Não hei-de morrer como tu
Antes de morrer o meu pai
olhou-me com amor e doçura e disse “vai ser feliz”.
No dia em que o meu pai
morreu, eu estava a noventa quilómetros. Telefonaram-me. “O seu pai morreu”.
Não me disseram “o seu pai morreu solitário como um animal”. Apenas, “morreu”.
Pensei “não é verdade”, sabia que era, e meti-me no carro. Fiz o caminho
escutando rádio. Cheguei ao seu leito de morte, afastei do corpo
amado a mortalha que o cobria e constatei, “estás morto. Morreste mesmo”. Havia
pouca luz no quarto. Não chorei. Tapei-lhe de novo o rosto e saí.
Antes de morrer o meu pai
terá dito, “isto está mau”. Sentiu-a vir, ou não o teria dito. “Isto está mau.
Ela vem aí.” Não estive ao seu lado, e
morreu só, como um animal desamado.
Antes de morrer, o meu pai
disse-me “amo-te, amo-te, amo-te”; ouço estas palavras através dos anos; “amo-te,
amo-te, minha parte de mim, meu um, meu todo”, e quando durmo realizamos longos
passeios.
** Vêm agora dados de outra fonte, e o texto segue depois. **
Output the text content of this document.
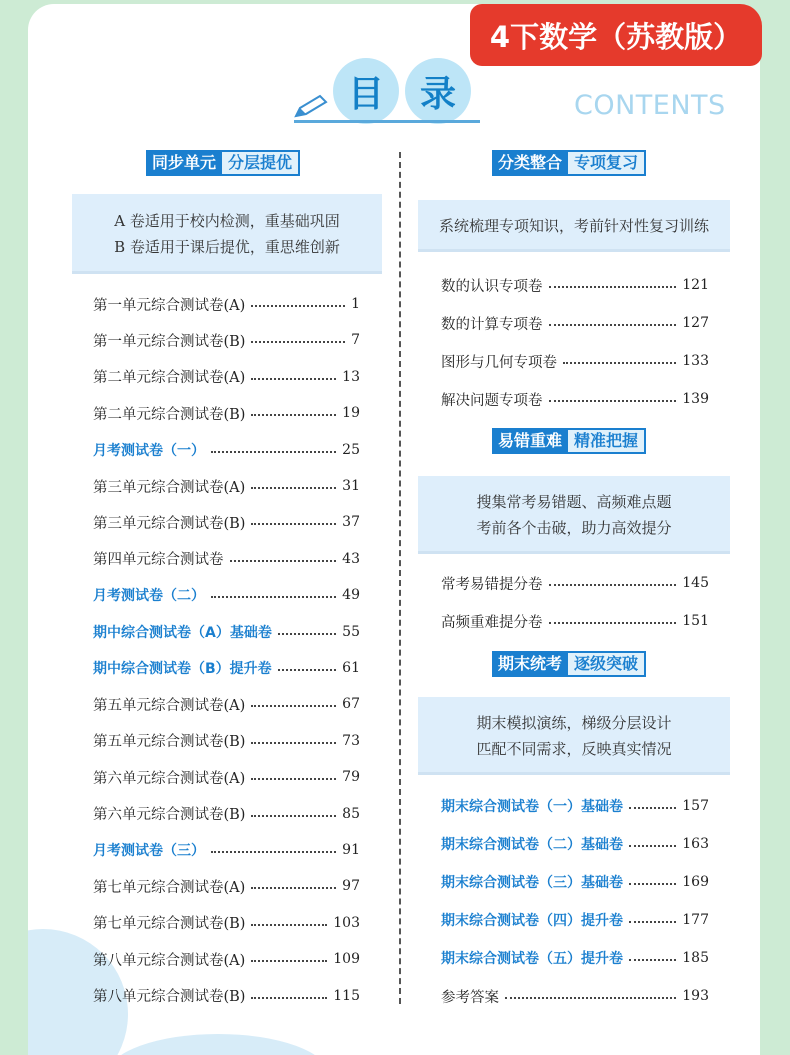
4下数学（苏教版）
目 录	CONTENTS
同步单元 分层提优
A 卷适用于校内检测，重基础巩固
B 卷适用于课后提优，重思维创新
第一单元综合测试卷(A)	1
第一单元综合测试卷(B)	7
第二单元综合测试卷(A)	13
第二单元综合测试卷(B)	19
月考测试卷（一）	25
第三单元综合测试卷(A)	31
第三单元综合测试卷(B)	37
第四单元综合测试卷	43
月考测试卷（二）	49
期中综合测试卷（A）基础卷	55
期中综合测试卷（B）提升卷	61
第五单元综合测试卷(A)	67
第五单元综合测试卷(B)	73
第六单元综合测试卷(A)	79
第六单元综合测试卷(B)	85
月考测试卷（三）	91
第七单元综合测试卷(A)	97
第七单元综合测试卷(B)	103
第八单元综合测试卷(A)	109
第八单元综合测试卷(B)	115
分类整合 专项复习
系统梳理专项知识，考前针对性复习训练
数的认识专项卷	121
数的计算专项卷	127
图形与几何专项卷	133
解决问题专项卷	139
易错重难 精准把握
搜集常考易错题、高频难点题
考前各个击破，助力高效提分
常考易错提分卷	145
高频重难提分卷	151
期末统考 逐级突破
期末模拟演练，梯级分层设计
匹配不同需求，反映真实情况
期末综合测试卷（一）基础卷	157
期末综合测试卷（二）基础卷	163
期末综合测试卷（三）基础卷	169
期末综合测试卷（四）提升卷	177
期末综合测试卷（五）提升卷	185
参考答案	193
Estamos sempre juntos, com a minha mãe, e outras vezes sem ela, com
as nossas piadas, a nossa fala.
Antes de morrer, a vida
inteira, o pai atirou-me para a vida sabendo que eu era a sua missão,
condenação e salvação. E eu estou aqui.
O meu pai não tinha os dedos
médio, anelar e mínimo da mão esquerda. Foram decepados por acidente, numa
tipografia das Caldas, onde trabalhou em adolescente, para levar comida para a
mãe e a avó, que faziam a sua parte na resistência à fome da casa. Criavam, com desvelo, pombos, galinhas e coelhos, aos quais davam nomes ternos, e meses mais tarde matavam para vender.
O meu pai deixava-me mexer-lhe nos
cotos, não lhe fazia impressão que sondasse e mexesse com os meus dedos
inteiros os seus perdidos. “Dói-te?” Não doía. “Doeu-te?” Não, nem dera por
nada quando aconteceu. Tinha sido de repente. Quando deu pelo sangue que pingava
no trabalho realizado, falava distraído com os colegas, e já não tinha dedos,
percebeu de relance. “E os dedos cortados?” Não sabia. Não se lembrava.
Lembro-me de reconstruir o
episódio dos dedos cortados, na minha imaginação, e de o ver saindo a correr da
tipografia, com a mão embrulhada em trapos sujos, a caminho do hospital.
Lembro-me da tipografia escura por dentro, repleta de máquinas oleosas e
oleadas, pretas. Da aflição dos colegas, mais do que da sua. Imaginei a oficina
na rua paralela à estação dos comboios, com porta para a rua. Imaginei tudo, a
vida inteira, dentro da minha cabeça, como quando leio um livro.
O passado do meu pai é um
livro muito fechado.
O meu pai descalço sobre as
ruas geladas. Foi a minha imaginação ou alusão da minha mãe?
O meu pai a fugir à escola e
ao professor mau.
O meu pai a roubar fruta do
outro lado da linha dos comboios.
O meu pai a mentir à minha
avó.
O meu pai a foder mulheres
casadas pelos esconsos da noite das Caldas. Inúmeras histórias
clandestinas, alimentandas pela minha imaginação sobre os ninhos que aqueceu e
abandonou sem explicação nem dó.
O meu pai a prometer à minha
mãe, “menina, ainda havemos de casar e eu compro-lhe uma mobília de caixotes”. E
a minha mãe a virar-lhe a cara, desprezando-o, “o casadão, o pobretanas - ó,
Maria Amélia, quem é o atrevido?”
Todos estes lugares que
nunca vi, existem na minha mente com cenários compostos, luzes, som, ação, e o
rosto moreno bronzeado do homem que amei acima de todos os outros, gozando a vida de sorriso aberto, sem um tostão no bolso.
O amor é o primeiro dos
mistérios. E o último. Ter sido desejada sem consciência e amada sem condições pelo
homem que me atirou para este dia, e me disse, já morto, “vai ser feliz”,
concilia-me com a solidão na qual me hei-de encontrar luminosa, inteira.
Cada mulher segue as suas
obsessões.
No dia em que ele morreu, prometi-lhe, "não hei-de morrer como tu." Começou aí.